There was also something disturbing about the proportions of the rooms -- the ceilings were too low for the width, the tunnels too narrow. It was not a comfortable place.
Worst of all, though, was the number of people. Ender had no important memories of cities of Earth. His idea of a comfortable number of people was the Battle School, where he had known by sight every person who dwelt there. Here, though, ten thousand people lived within the rock. There was no crowding, despite the amount of space devoted to life support and other machinery. What bothered Ender was that he was constantly surrounded by strangers.
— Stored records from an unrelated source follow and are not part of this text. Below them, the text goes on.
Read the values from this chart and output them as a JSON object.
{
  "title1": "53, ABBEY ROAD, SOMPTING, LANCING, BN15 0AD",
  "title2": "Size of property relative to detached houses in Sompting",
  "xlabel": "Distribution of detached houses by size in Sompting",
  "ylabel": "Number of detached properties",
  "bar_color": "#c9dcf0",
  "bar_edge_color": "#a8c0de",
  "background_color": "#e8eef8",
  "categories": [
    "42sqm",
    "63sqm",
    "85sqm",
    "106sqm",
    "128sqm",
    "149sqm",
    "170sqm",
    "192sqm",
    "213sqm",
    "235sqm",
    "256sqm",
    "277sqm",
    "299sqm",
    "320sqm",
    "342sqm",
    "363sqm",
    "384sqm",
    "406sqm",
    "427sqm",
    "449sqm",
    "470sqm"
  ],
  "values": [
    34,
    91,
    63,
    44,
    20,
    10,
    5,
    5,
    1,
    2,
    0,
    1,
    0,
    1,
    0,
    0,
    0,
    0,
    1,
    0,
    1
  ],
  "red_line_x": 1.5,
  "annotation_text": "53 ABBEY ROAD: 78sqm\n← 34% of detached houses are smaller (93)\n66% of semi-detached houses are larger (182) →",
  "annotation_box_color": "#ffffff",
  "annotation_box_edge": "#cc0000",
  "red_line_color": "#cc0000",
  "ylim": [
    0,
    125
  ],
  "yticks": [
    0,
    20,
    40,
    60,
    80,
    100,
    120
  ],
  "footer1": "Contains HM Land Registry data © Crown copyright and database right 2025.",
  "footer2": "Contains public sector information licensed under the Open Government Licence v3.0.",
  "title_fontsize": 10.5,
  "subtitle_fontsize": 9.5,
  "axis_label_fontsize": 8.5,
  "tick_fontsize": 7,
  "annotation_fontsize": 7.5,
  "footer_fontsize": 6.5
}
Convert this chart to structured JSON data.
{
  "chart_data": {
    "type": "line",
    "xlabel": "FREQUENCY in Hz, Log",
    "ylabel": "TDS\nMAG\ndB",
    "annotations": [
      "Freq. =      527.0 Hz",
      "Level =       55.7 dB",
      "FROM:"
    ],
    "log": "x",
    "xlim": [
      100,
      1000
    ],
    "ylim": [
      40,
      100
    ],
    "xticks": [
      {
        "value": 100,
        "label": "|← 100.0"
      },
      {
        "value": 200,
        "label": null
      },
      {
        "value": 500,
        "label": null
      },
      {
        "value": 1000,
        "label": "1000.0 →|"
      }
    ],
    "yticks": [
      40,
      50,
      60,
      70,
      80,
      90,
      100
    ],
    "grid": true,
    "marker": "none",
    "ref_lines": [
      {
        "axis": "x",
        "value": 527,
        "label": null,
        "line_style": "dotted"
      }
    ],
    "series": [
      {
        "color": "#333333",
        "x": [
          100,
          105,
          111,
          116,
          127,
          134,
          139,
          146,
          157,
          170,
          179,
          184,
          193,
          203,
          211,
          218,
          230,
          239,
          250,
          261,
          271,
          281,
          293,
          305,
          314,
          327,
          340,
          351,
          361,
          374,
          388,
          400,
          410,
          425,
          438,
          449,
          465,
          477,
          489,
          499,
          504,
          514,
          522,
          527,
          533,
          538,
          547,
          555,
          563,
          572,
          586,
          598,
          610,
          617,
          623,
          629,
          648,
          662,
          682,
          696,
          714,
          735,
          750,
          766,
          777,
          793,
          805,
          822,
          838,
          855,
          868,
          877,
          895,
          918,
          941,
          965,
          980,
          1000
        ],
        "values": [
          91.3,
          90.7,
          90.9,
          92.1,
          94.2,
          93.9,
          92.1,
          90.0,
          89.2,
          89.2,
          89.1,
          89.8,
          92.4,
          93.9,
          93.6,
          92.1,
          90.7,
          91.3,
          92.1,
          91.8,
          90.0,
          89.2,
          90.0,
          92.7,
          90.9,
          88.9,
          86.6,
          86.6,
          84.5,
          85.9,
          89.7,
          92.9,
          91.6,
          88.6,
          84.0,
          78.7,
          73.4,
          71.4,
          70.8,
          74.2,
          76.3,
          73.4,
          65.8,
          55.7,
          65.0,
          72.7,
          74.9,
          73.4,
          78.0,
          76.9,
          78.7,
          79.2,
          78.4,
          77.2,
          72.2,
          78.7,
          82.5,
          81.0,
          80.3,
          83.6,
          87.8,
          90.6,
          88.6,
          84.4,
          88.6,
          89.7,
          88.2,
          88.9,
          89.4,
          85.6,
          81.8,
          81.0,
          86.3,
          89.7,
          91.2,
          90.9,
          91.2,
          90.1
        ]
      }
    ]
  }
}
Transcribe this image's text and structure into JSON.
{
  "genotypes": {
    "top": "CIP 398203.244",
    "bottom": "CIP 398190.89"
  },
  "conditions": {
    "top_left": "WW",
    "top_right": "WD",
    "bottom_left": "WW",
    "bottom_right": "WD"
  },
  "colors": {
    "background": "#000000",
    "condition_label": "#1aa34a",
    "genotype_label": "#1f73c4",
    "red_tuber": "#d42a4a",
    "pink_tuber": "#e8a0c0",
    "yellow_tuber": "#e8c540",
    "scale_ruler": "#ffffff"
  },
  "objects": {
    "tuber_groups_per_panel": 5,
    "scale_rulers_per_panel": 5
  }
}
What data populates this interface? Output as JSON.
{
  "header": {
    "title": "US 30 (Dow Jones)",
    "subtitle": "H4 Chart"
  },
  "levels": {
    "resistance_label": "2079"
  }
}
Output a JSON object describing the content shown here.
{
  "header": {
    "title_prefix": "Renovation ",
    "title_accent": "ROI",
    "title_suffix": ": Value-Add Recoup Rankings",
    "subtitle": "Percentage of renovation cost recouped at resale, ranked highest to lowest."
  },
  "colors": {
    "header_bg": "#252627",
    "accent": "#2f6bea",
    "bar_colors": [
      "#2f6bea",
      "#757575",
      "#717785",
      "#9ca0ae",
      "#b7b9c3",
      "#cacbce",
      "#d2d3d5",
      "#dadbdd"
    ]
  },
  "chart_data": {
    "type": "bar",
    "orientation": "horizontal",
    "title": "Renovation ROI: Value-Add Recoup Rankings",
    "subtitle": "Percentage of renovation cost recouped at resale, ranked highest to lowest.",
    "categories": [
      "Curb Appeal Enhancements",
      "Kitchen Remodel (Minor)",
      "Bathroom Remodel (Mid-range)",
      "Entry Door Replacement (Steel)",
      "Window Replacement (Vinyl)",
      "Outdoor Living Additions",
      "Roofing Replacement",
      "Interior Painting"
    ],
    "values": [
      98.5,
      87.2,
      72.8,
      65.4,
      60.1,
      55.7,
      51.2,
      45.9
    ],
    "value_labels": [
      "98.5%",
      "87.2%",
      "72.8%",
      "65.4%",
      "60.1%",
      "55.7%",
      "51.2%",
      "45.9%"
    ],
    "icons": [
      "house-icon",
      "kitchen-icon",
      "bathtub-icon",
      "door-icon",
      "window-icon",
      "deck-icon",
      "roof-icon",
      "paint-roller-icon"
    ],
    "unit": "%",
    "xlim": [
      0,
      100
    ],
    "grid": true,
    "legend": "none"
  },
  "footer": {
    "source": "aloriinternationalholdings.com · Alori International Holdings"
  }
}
They never let him come to know anyone. He saw the other Command School students often, but since be never attended any class regularly, they remained only faces. He would attend a lecture here or there, but usually he was tutored by one teacher after another, or occasionally helped to learn a process by another student, whom he met once and never saw again. He ate alone or with Colonel Graff. His recreation was in a gym, but he rarely saw the same people in it twice.